そこまで思い出して、大変な事実に気付く。
「あれ?プロスペリア王家の後継は確か女系と定められていたわよね?私の叔父さまが国王になったということは、女王であったはずのお祖母さまは……病気か何かで……引退されたのかしら?そして母に姉妹はいないということで……ということは、王女であった母が産んだ私が次の後継者?女王になる……?」
「僕の妻は可愛いだけじゃなくて理解も速いなんて素敵すぎる……!ただ、ひとつ訂正すると、ティアのお祖母様は亡くなっているんだ。マリアさんの死に余程ショックを受けたのか、追いかけるように亡くなってしまったそうだよ」
ティアナはさらにぎゅうぎゅうとウィルバートから抱きしめられながら呟いた。
「……そう。お祖母様も亡くなってしまったの……。私に大事なこと何も教えてくれないまま逝っちゃうなんて、みんな薄情だわ……」
「あの日、ティアのご両親が事故に遭わなければ、家に帰った後に伝えるつもりだったんだと思うよ。その日二人はプロスペリア王国に出向いていたらしいんだ。お祖母様の女王陛下から宝玉を継承するためにね」
「そうだったの……。
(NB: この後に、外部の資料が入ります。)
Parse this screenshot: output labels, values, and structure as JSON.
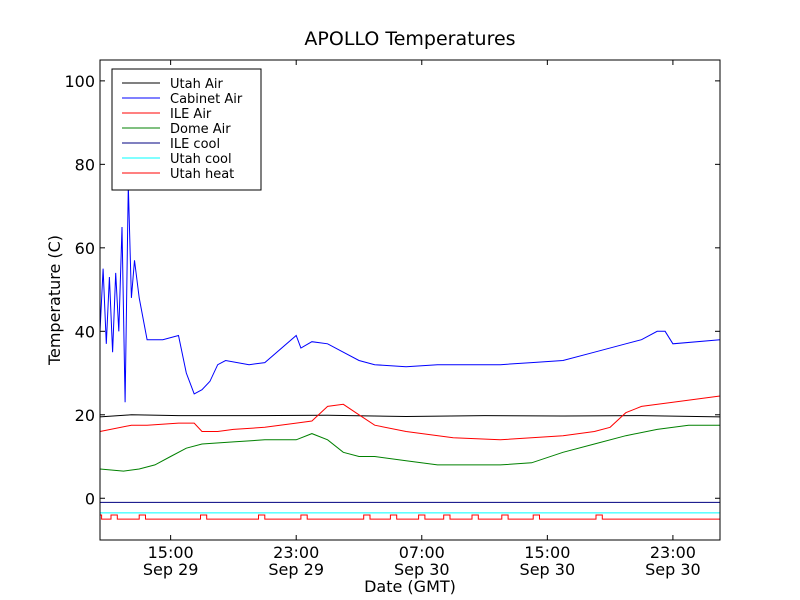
{
  "chart_data": {
    "type": "line",
    "title": "APOLLO Temperatures",
    "xlabel": "Date (GMT)",
    "ylabel": "Temperature (C)",
    "xlim": [
      10.5,
      50.0
    ],
    "ylim": [
      -10,
      105
    ],
    "yticks": [
      0,
      20,
      40,
      60,
      80,
      100
    ],
    "xticks": [
      {
        "x": 15,
        "time": "15:00",
        "date": "Sep 29"
      },
      {
        "x": 23,
        "time": "23:00",
        "date": "Sep 29"
      },
      {
        "x": 31,
        "time": "07:00",
        "date": "Sep 30"
      },
      {
        "x": 39,
        "time": "15:00",
        "date": "Sep 30"
      },
      {
        "x": 47,
        "time": "23:00",
        "date": "Sep 30"
      }
    ],
    "legend_position": "upper-left",
    "series": [
      {
        "name": "Utah Air",
        "color": "#000000",
        "x": [
          10.5,
          12.5,
          15.5,
          20,
          25,
          30,
          35,
          40,
          45,
          50
        ],
        "y": [
          19.5,
          20.0,
          19.8,
          19.8,
          19.9,
          19.6,
          19.8,
          19.7,
          19.8,
          19.5
        ]
      },
      {
        "name": "Cabinet Air",
        "color": "#0000ff",
        "x": [
          10.5,
          10.7,
          10.9,
          11.1,
          11.3,
          11.5,
          11.7,
          11.9,
          12.1,
          12.3,
          12.5,
          12.7,
          13.0,
          13.5,
          14.5,
          15.5,
          16.0,
          16.5,
          17.0,
          17.5,
          18.0,
          18.5,
          20.0,
          21.0,
          23.0,
          23.3,
          24.0,
          25.0,
          26.0,
          27.0,
          28.0,
          30.0,
          32.0,
          34.0,
          36.0,
          38.0,
          40.0,
          42.0,
          44.0,
          45.0,
          46.0,
          46.5,
          47.0,
          50.0
        ],
        "y": [
          40,
          55,
          37,
          53,
          35,
          54,
          40,
          65,
          23,
          75,
          48,
          57,
          48,
          38,
          38,
          39,
          30,
          25,
          26,
          28,
          32,
          33,
          32,
          32.5,
          39,
          36,
          37.5,
          37,
          35,
          33,
          32,
          31.5,
          32,
          32,
          32,
          32.5,
          33,
          35,
          37,
          38,
          40,
          40,
          37,
          38
        ]
      },
      {
        "name": "ILE Air",
        "color": "#ff0000",
        "x": [
          10.5,
          12.5,
          13.5,
          15.5,
          16.5,
          17.0,
          18.0,
          19.0,
          21.0,
          23.0,
          24.0,
          25.0,
          26.0,
          27.0,
          28.0,
          30.0,
          33.0,
          36.0,
          38.0,
          40.0,
          42.0,
          43.0,
          44.0,
          45.0,
          47.0,
          50.0
        ],
        "y": [
          16,
          17.5,
          17.5,
          18,
          18,
          16,
          16,
          16.5,
          17,
          18,
          18.5,
          22,
          22.5,
          20,
          17.5,
          16,
          14.5,
          14,
          14.5,
          15,
          16,
          17,
          20.5,
          22,
          23,
          24.5
        ]
      },
      {
        "name": "Dome Air",
        "color": "#008000",
        "x": [
          10.5,
          12.0,
          13.0,
          14.0,
          15.0,
          16.0,
          17.0,
          19.0,
          21.0,
          23.0,
          24.0,
          25.0,
          26.0,
          27.0,
          28.0,
          30.0,
          32.0,
          34.0,
          36.0,
          38.0,
          40.0,
          42.0,
          44.0,
          46.0,
          48.0,
          50.0
        ],
        "y": [
          7,
          6.5,
          7,
          8,
          10,
          12,
          13,
          13.5,
          14,
          14,
          15.5,
          14,
          11,
          10,
          10,
          9,
          8,
          8,
          8,
          8.5,
          11,
          13,
          15,
          16.5,
          17.5,
          17.5
        ]
      },
      {
        "name": "ILE cool",
        "color": "#000080",
        "x": [
          10.5,
          50.0
        ],
        "y": [
          -1,
          -1
        ]
      },
      {
        "name": "Utah cool",
        "color": "#00ffff",
        "x": [
          10.5,
          50.0
        ],
        "y": [
          -3.5,
          -3.5
        ]
      },
      {
        "name": "Utah heat",
        "color": "#ff0000",
        "base": -5,
        "high": -4,
        "pulses": [
          [
            10.5,
            10.6
          ],
          [
            11.2,
            11.6
          ],
          [
            13.0,
            13.4
          ],
          [
            16.9,
            17.3
          ],
          [
            20.6,
            21.0
          ],
          [
            23.3,
            23.7
          ],
          [
            27.3,
            27.7
          ],
          [
            29.0,
            29.4
          ],
          [
            30.8,
            31.2
          ],
          [
            32.4,
            32.8
          ],
          [
            34.2,
            34.6
          ],
          [
            36.1,
            36.5
          ],
          [
            38.1,
            38.5
          ],
          [
            42.1,
            42.5
          ]
        ]
      }
    ]
  }
}
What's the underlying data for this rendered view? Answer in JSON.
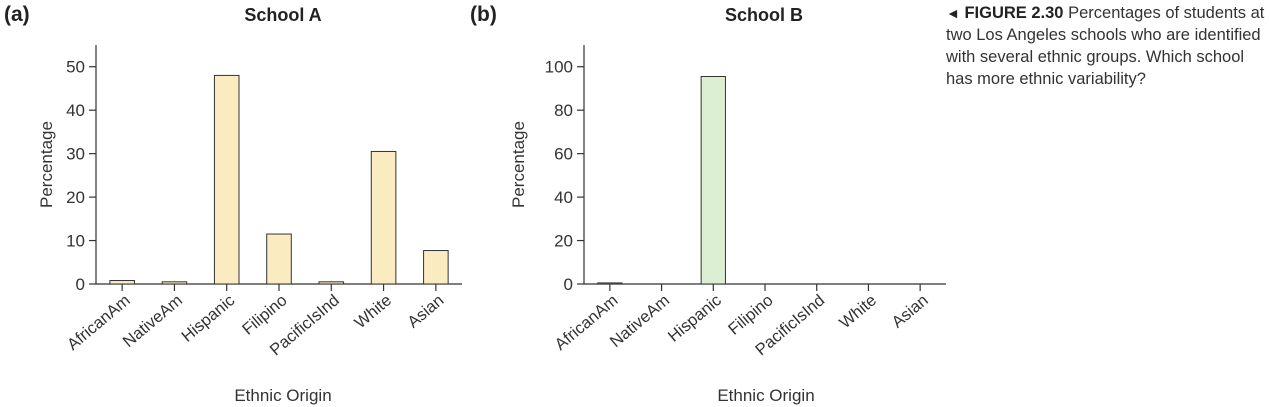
{
  "chart_data": [
    {
      "type": "bar",
      "panel_label": "(a)",
      "title": "School A",
      "xlabel": "Ethnic Origin",
      "ylabel": "Percentage",
      "categories": [
        "AfricanAm",
        "NativeAm",
        "Hispanic",
        "Filipino",
        "PacificIsInd",
        "White",
        "Asian"
      ],
      "values": [
        0.8,
        0.5,
        48,
        11.5,
        0.5,
        30.5,
        7.7
      ],
      "yticks": [
        0,
        10,
        20,
        30,
        40,
        50
      ],
      "ylim": [
        0,
        55
      ],
      "bar_color": "#fbebc0",
      "grid": false
    },
    {
      "type": "bar",
      "panel_label": "(b)",
      "title": "School B",
      "xlabel": "Ethnic Origin",
      "ylabel": "Percentage",
      "categories": [
        "AfricanAm",
        "NativeAm",
        "Hispanic",
        "Filipino",
        "PacificIsInd",
        "White",
        "Asian"
      ],
      "values": [
        0.5,
        0,
        95.5,
        0,
        0,
        0,
        0
      ],
      "yticks": [
        0,
        20,
        40,
        60,
        80,
        100
      ],
      "ylim": [
        0,
        110
      ],
      "bar_color": "#dcefd3",
      "grid": false
    }
  ],
  "caption": {
    "arrow": "◄",
    "figure_number": "FIGURE 2.30",
    "text": "Percentages of students at two Los Angeles schools who are identified with several ethnic groups. Which school has more ethnic variability?"
  }
}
二人は結婚を許してもらえたってことかしら?そうだったらいいわね」
「うん。……それで話を戻すけど、うちの父はプロスペリア王国に並々ならぬ執着心を見せていてね。ティアの血筋の話をしたら、婚約はすんなり許可されると思うんだ」
「そうなの?私自身全く実感はないし、全ては両親のおかげだけれど、私の生まれがウィルと婚約するのに役立つなら嬉しいわ。……ただ、私はいいのだけれど、プロスペリア王国には迷惑はかけたくないわ」
「ティアにもプロスペリア王国にも迷惑はかけないと誓う。僕は父とは違うやり方でプロスペリア王国と親交を結んでいきたいんだ。そのためにも、ティアに協力してもらいたい。ティアの生まれを利用する形になるのは本当に心苦しいんだけど……」
「フランネア帝国の皇太子殿下がそんな情けない顔しないで。私のこの身体から血に至るまで全部あなたのものよ、ウィル。あなたのことは心から信頼しているから、何をどう使われたとしても文句はないわ。どうぞ好きに使って?」
にこっと可愛く首を傾げるティアナに悶絶しながらウィルバートは低い声で唸った。
「なにそのすごい殺し文句。そんなのどこで覚えたの……!わかってて言ってる?ねぇ、わかってて言ってるよね?」
はぁ。僕の婚約者が可愛すぎてつらい……
ウィルバートの呟きは、夜の闇に溶けていった。